- No puedo responderte - pensaba, sin mirarla. En sus ojos pesaba el vacío de esa mirada esquiva. Y es que, ciertamente, no podía saber que fuerza dominaba mi conciencia, tendiendo mis pensamientos hacia el trágico e inevitable fin de todas las cosas. No se trataba de algo que podía determinar. ¿Qué tenia con la muerte?. No era una predisposición conciente que provenía de mi carácter. No la deseo pero esta, como una sombra que todo lo cubre, exacta en cuanto fatalidad, fragilidad, susurrándome a cada instante de vida, donde todo desfallece.
Entonces no la miraba. Ella sentía mis palabras como sus propias palabras que siempre había intentado sepultar con su ingenua felicidad. Una negación, sí, pero una negación noble. Un no que era un sí; Un sí al sueño, aún despertando a la realidad, un sí a la realidad, aún abandonando ese sueño.
Sus ojos me recorrían, preocupada pero sonriente. Intento tomar mi mano y el vigor de todas sus fantasías pareció dejar de vibrar, al compás de mi temblorosa mano. Y solo ahí me detuve en sus ojos. Solo ahí, el abismo, solo ahí, el vértigo que me reducía a un estremecimiento insoportable. Su expresión de alegría ahora parecía ocultarse detrás de esa ilusión que alguna vez había tenido. Y su voz volvía a ser el silencio que nos distanciaba, tan en lo próximo.
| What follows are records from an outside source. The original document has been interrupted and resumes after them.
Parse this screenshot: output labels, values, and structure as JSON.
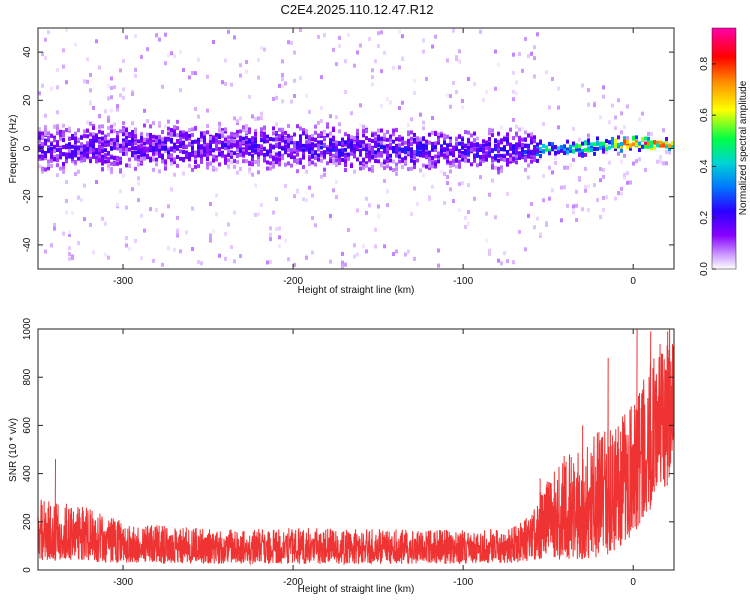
{
  "figure": {
    "title": "C2E4.2025.110.12.47.R12"
  },
  "chart_data": [
    {
      "type": "heatmap",
      "xlabel": "Height of straight line (km)",
      "ylabel": "Frequency (Hz)",
      "xlim": [
        -350,
        24
      ],
      "ylim": [
        -50,
        50
      ],
      "x_ticks": [
        -300,
        -200,
        -100,
        0
      ],
      "y_ticks": [
        -40,
        -20,
        0,
        20,
        40
      ],
      "colorbar": {
        "label": "Normalized spectral amplitude",
        "range": [
          0,
          0.94
        ],
        "ticks": [
          0.0,
          0.2,
          0.4,
          0.6,
          0.8
        ],
        "tick_labels": [
          "0.0",
          "0.2",
          "0.4",
          "0.6",
          "0.8"
        ],
        "colormap": [
          "#ffffff",
          "#e6d9ff",
          "#8800ff",
          "#2a00ff",
          "#00c8ff",
          "#00ff66",
          "#ffff00",
          "#ff8800",
          "#ff0000",
          "#ff0099"
        ]
      },
      "band_profile": [
        {
          "x": -350,
          "center": 0,
          "halfwidth": 14
        },
        {
          "x": -250,
          "center": 1,
          "halfwidth": 13
        },
        {
          "x": -150,
          "center": 0,
          "halfwidth": 12
        },
        {
          "x": -60,
          "center": -1,
          "halfwidth": 11
        },
        {
          "x": -52,
          "center": 0,
          "halfwidth": 4
        },
        {
          "x": -30,
          "center": 0,
          "halfwidth": 5
        },
        {
          "x": -10,
          "center": 2,
          "halfwidth": 4
        },
        {
          "x": 10,
          "center": 2,
          "halfwidth": 4
        },
        {
          "x": 24,
          "center": 2,
          "halfwidth": 3
        }
      ],
      "peak_amplitude": [
        {
          "x": -350,
          "value": 0.2
        },
        {
          "x": -60,
          "value": 0.25
        },
        {
          "x": -50,
          "value": 0.5
        },
        {
          "x": -20,
          "value": 0.55
        },
        {
          "x": -5,
          "value": 0.85
        },
        {
          "x": 24,
          "value": 0.8
        }
      ],
      "scatter_extent_hz": [
        {
          "x": -350,
          "value": 50
        },
        {
          "x": -55,
          "value": 50
        },
        {
          "x": -50,
          "value": 30
        },
        {
          "x": -20,
          "value": 30
        },
        {
          "x": 24,
          "value": 5
        }
      ]
    },
    {
      "type": "line",
      "xlabel": "Height of straight line (km)",
      "ylabel": "SNR (10 * v/v)",
      "xlim": [
        -350,
        24
      ],
      "ylim": [
        0,
        1000
      ],
      "x_ticks": [
        -300,
        -200,
        -100,
        0
      ],
      "y_ticks": [
        0,
        200,
        400,
        600,
        800,
        1000
      ],
      "series": [
        {
          "color": "#ef3333",
          "envelope": [
            {
              "x": -350,
              "low": 40,
              "high": 300
            },
            {
              "x": -320,
              "low": 35,
              "high": 260
            },
            {
              "x": -300,
              "low": 30,
              "high": 200
            },
            {
              "x": -250,
              "low": 25,
              "high": 170
            },
            {
              "x": -200,
              "low": 25,
              "high": 175
            },
            {
              "x": -150,
              "low": 25,
              "high": 170
            },
            {
              "x": -100,
              "low": 25,
              "high": 165
            },
            {
              "x": -70,
              "low": 30,
              "high": 180
            },
            {
              "x": -60,
              "low": 40,
              "high": 230
            },
            {
              "x": -50,
              "low": 50,
              "high": 400
            },
            {
              "x": -40,
              "low": 40,
              "high": 480
            },
            {
              "x": -30,
              "low": 45,
              "high": 500
            },
            {
              "x": -20,
              "low": 50,
              "high": 580
            },
            {
              "x": -10,
              "low": 80,
              "high": 600
            },
            {
              "x": 0,
              "low": 150,
              "high": 720
            },
            {
              "x": 10,
              "low": 250,
              "high": 880
            },
            {
              "x": 20,
              "low": 350,
              "high": 1000
            },
            {
              "x": 24,
              "low": 380,
              "high": 1000
            }
          ],
          "peaks": [
            {
              "x": -340,
              "value": 460
            },
            {
              "x": -55,
              "value": 380
            },
            {
              "x": -30,
              "value": 600
            },
            {
              "x": -15,
              "value": 700
            },
            {
              "x": -15,
              "value": 880
            },
            {
              "x": 2,
              "value": 1000
            },
            {
              "x": 10,
              "value": 990
            },
            {
              "x": 20,
              "value": 990
            }
          ]
        }
      ]
    }
  ]
}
No sabia, preguntaba pero no sabia. – “Ama la vida, no pienses en la muerte” – repetía con desesperación. Y el dolor de su ausencia volvía a pesarme como su imagen imposible. Solo debía dejar de pensar en ella, centrar mi atención en el presente, ignorar el dolor que me generaba su recuerdo, para que su pálido cuerpo, fantasmagórica forma, volviera a desvanecerse.